The Isolation of THC was only the first step. In the next stage Raphael Mechoulam and his colleagues went to investigate its mechanism of action in the body. The effect of a drug is that the body has another substance that the body produces itself (endogenous substance) and its natural effect is similar to that of the drug. Raphael Mechoulam therefore began to search for the natural endogenous substance with the similar effect to that of hashish. The first clue was that THC is an oily or lipophilic substance, which is soluble in the fatty tissues of the body, so it is likely that endogenous matter is also oily. At first, scientists believed that this substance worked in the body like anesthetics or organic solvents (also lipophilic) – that is, without a specific protein receptor. But that direction did not yield results.
At the end of the 1980s, evidence began to accumulate that the brain actually has a receptor that binds THC proteins and that the link to it causes psychoactive activity. If the receptor binds to THC, it also binds the endogenous cannabinoid,,. After quite a few technical difficulties, the team was able to trace the first endocannabinoid, and the question immediately arose: what name would be given to the new substance discovered. Bill Devan, then a postdoctoral student at Meshulam’s lab, proposed the name Anandamid, a combination of the word “ananda” which means supreme bliss in Sanskrit and the Amid chemical group. Anandamid did indeed cause great happiness to the researchers because their article has been cited 2,600 times
After the isolation of Anandamid, Meshulam’s group isolated the second endocannabinoid, known as 2-archidonyl glycerol (AG-2), and is now an extensive family of substances that include ethanol-rich fatty acids (such as anandamide) and amino acids with fatty acids, Although most of them, except Anandamide and AG, do not bind to the endocannabinoid receptors.

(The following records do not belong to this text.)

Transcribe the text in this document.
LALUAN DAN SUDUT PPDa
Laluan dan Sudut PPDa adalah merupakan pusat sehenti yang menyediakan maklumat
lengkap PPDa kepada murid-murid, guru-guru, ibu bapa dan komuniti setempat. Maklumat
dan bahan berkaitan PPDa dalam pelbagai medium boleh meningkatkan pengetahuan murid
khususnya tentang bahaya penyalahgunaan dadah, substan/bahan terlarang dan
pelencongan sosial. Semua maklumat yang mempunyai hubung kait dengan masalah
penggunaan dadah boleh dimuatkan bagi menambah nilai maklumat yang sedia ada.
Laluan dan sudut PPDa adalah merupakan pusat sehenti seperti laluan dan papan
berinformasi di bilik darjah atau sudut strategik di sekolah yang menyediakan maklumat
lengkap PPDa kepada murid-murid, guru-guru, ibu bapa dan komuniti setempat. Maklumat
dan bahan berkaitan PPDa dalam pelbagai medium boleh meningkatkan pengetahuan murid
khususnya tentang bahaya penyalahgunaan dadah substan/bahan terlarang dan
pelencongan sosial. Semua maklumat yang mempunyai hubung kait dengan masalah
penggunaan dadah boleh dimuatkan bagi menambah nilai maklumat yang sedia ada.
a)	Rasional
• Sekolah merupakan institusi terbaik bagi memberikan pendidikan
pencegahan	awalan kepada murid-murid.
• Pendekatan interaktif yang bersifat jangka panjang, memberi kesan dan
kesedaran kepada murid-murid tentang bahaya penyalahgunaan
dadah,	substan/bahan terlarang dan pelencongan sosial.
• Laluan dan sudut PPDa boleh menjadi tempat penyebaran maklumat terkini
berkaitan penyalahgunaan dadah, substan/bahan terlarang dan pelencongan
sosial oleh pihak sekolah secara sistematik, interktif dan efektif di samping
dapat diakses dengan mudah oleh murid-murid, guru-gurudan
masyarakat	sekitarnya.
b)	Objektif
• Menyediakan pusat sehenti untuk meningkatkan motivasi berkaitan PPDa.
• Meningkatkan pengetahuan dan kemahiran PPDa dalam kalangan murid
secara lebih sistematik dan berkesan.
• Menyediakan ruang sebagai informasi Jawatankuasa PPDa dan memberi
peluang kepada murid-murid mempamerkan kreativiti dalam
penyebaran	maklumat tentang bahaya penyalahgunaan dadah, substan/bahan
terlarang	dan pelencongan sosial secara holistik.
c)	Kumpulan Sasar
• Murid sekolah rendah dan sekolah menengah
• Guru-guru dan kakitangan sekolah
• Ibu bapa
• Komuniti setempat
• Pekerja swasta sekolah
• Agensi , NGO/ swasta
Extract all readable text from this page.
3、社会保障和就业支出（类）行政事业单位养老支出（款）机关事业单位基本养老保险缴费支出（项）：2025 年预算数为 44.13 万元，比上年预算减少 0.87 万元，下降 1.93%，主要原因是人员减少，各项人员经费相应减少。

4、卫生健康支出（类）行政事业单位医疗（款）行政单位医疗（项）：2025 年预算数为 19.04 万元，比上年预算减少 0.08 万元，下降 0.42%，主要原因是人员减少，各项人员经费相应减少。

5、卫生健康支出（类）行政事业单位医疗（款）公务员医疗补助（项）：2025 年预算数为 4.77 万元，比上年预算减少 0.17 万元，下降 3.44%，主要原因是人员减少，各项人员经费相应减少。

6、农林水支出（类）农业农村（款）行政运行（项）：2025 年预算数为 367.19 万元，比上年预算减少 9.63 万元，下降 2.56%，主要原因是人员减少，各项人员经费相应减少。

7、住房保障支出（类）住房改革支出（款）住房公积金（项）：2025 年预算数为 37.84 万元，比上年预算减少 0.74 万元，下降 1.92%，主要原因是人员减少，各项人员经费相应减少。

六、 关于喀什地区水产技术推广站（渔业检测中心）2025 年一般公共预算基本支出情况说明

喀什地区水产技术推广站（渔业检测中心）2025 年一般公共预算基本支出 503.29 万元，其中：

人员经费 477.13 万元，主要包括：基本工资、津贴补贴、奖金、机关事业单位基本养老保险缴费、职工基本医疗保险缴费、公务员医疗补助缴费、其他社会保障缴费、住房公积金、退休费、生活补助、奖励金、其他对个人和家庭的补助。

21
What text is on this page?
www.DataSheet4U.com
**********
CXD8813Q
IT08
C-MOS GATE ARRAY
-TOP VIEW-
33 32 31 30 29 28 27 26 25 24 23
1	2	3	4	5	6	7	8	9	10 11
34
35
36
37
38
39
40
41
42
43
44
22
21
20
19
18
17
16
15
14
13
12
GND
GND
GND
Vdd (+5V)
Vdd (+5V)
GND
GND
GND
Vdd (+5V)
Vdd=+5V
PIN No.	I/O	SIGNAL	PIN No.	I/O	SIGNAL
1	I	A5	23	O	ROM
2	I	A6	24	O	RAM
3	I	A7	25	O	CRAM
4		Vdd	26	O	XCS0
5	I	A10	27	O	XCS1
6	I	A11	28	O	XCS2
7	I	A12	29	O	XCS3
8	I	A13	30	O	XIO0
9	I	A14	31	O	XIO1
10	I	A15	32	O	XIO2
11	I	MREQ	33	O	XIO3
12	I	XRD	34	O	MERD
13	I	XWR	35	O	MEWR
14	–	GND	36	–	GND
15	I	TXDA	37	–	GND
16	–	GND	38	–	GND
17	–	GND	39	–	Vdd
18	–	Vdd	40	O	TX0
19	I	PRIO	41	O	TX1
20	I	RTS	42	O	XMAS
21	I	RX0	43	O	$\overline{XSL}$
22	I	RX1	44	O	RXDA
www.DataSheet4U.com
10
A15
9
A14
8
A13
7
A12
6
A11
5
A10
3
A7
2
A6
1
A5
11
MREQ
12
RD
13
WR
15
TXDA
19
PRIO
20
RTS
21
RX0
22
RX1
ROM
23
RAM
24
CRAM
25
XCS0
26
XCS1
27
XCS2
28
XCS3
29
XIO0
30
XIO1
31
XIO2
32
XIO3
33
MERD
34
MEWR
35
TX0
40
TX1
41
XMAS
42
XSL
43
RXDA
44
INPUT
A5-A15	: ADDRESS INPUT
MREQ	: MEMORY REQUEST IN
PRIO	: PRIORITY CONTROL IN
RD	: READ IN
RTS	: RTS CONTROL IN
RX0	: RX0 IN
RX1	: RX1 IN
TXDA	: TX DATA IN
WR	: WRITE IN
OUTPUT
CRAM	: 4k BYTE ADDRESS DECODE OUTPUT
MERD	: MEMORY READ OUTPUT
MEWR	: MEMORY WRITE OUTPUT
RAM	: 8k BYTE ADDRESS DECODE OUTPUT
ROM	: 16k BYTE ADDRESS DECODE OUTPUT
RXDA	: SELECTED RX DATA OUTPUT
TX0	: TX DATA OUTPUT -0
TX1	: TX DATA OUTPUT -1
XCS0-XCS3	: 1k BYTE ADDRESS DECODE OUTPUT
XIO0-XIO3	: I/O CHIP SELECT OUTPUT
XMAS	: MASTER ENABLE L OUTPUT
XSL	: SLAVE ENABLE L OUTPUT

Today, at least two endocannabinoid receptors, CB1 and CB2, are known to be involved In a variety of biological processes, affecting every imaginable physiological system, such as the nervous system, the cardiovascular system, the reproductive system, and the immune system. Together, they are called endocannabinoid system and one of its main functions is to protect nerve cells. But they also affect anxiety, depression, cancer development, blood vessel expansion, bone building and even pregnancy.
Raphael Mechoulam stopped studying the cannabis plant 30 years ago, and chose to focus on the biological activity of endocannabinoids and their receptors. He has recently focused mainly on the CB2 receptor, which is more commonly found outside the central nervous system. “One of the things that fascinated me,” says Meshulam, “is that the receptor is closely linked to the immune system.
“The entire CB2 system is a defensive system,” says Meshulam. “Almost any problem you can think of in the body results in the appearance of CB2 receptors: myocardial infarction, blood blockage to the brain, cancer, inflammatory bowel disease, bone depletion, neurodegenerative diseases, allergies, etc. In all these cases, CB2 receptors pop up Days or even hours before the moment of the attack, and reduce the damage. ” Meshulam sees this as a parallel activity to the immune system. The immune system is directed against foreign proteins, while the endocannabinoid system works against internal injuries, such as fractures, damage or death of tissues. There is, of course, a close connection between the two systems.
Raphael Mechoulam’s research has revealed to the world of science a new signaling system, which is mobilized to act in the time and place required to help the body overcome injuries and tissue damage. Can we use it wisely? time will tell.